Ask 10 different veterans on the Colorado football team who the leader of the team is and you get eight different answers.
Coach Jon Embree welcomed the results of that informal poll conducted by the Camera on media day Saturday as good news for his program. Embree said it's a sign that the 14-member leadership council he established in the offseason with representatives of every class is working. He also believes it shows his efforts are succeeding to change the culture of the fractured locker room he inherited from Dan Hawkins.
“It also lets me that we know each other,” Embree said. “Last year, I asked one of our players
“As I tell our players, we're not going to have the best players, but that doesn't mean we can't be the best team. We can't be the best team if we don't know each other. If we don't care for each other, if we don't respect each other, we don't have a chance. I feel like that's there.”
Right in the middle of the first two-a-day of training camp, the Colorado football program conducted media day at the Dal Ward Center. Players and coaches mingled with media who don't regularly cover the team and those that do for about two hours between the morning and afternoon practices.
Embree said the first week of practices have gone well, but there is still a large volume of work to do and the coaching staff is nowhere near announcing a starting quarterback. He continued to praise members of the freshmen class and reiterated that fans can expect to see plenty of fresh faces on the football field this fall.
When the pressure is on and a play needs to be made, who will those youngsters look to for leadership?
After listening to Embree, it could be that the confident members of the 2012 recruiting class might just trust in themselves. Embree said a lot of freshmen have already proven they can hang with their older teammates by making a slew of plays in the first week.
The player other players mentioned most in our leadership survey was senior linebacker Jon Major, which makes sense because Major served as a team captain in 2011 and led the Buffs in tackles. Major said he takes pride in knowing his teammates respect him, but he doesn't feel like he's alone in providing leadership.
“That's the kind of person I want to be, that ice water in the veins, calm and cool when things get crazy,” Major said.

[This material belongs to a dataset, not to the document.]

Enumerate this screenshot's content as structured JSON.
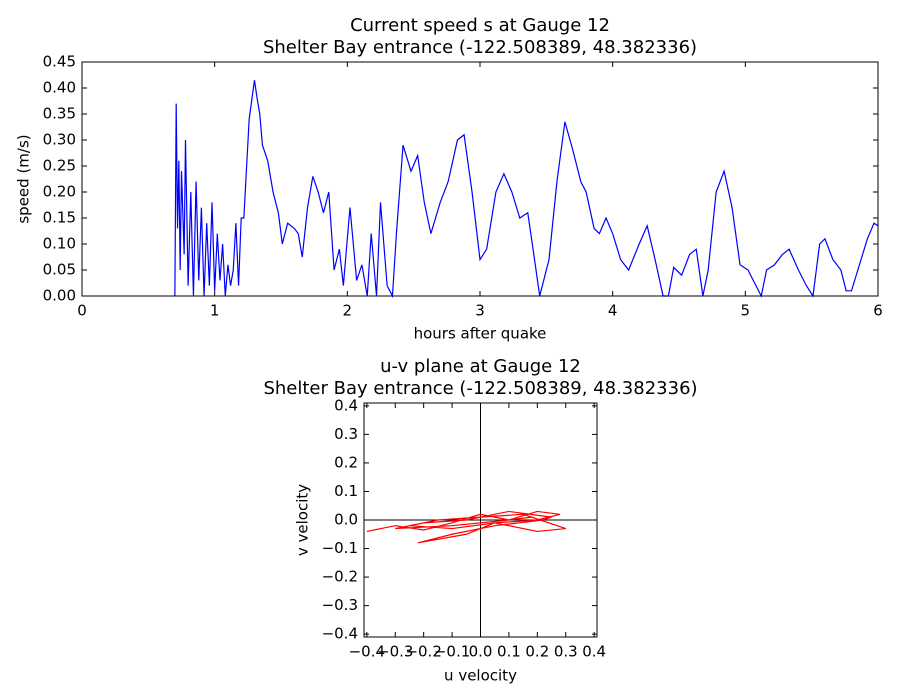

Major said he believes there is a nice blend of leadership styles among the leaders on this year's team. He said he chooses to lead by example, but that doesn't mean he won't say something when it needs to be said. He said he has “no problem at all” doing so.
“The good news is there is a lot of guys who will say it already,” Major said. “So I think that's huge to have. Maybe that was what was lacking before. I feel like the leadership on this team is really starting to excel. We've seen a huge number of players stepping up.”

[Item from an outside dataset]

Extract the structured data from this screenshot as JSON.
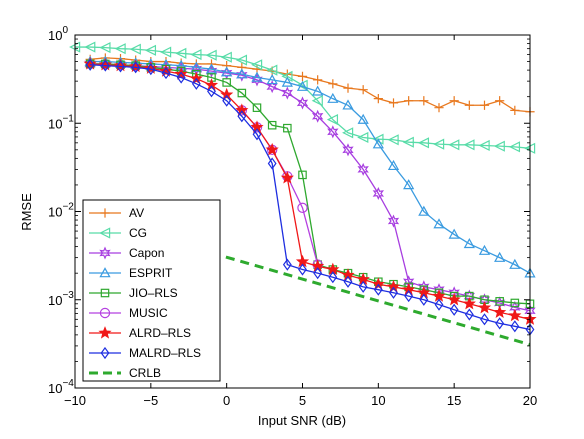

Major is one of just eight seniors on this year's team. It's the second smallest group of seniors since the school began keeping track of such statistics. Other players named as leaders in our survey were linebacker Doug Rippy, safety Ray Polk, defensive linemen Will Pericak and Chidera Uzo-Diribe, offensive lineman David Bakhtiari, quarterback Connor Wood and wide receiver Paul Richardson.
Only one of the players named himself as a leader. Richardson did not point to himself when asked the question.
“Because that's not the type of player I am,” Richardson said. “Even if I were to see myself as a leader, if my teammates don't see me as a leader, then it's not relevant at all.”
With so many young players expected to contribute and some who will fill significant roles, Richardson said leadership isn't his biggest concern with this season's team. He played as a true freshman two years ago and said it's important for those freshmen who play this year to handle the adversity they will face.
“My biggest concern is the guys that are inexperienced, when they get their shot and they do really well and then they have that moment where they don't do as well, being able to take that criticism and being able to learn humility,” Richardson said. “...I think that's my biggest concern, them being able to deal with that well, them being able to deal with not being praised and they're like, 'Oh, I'm not doing as well as I was before.' It's how they respond to that. That's big.”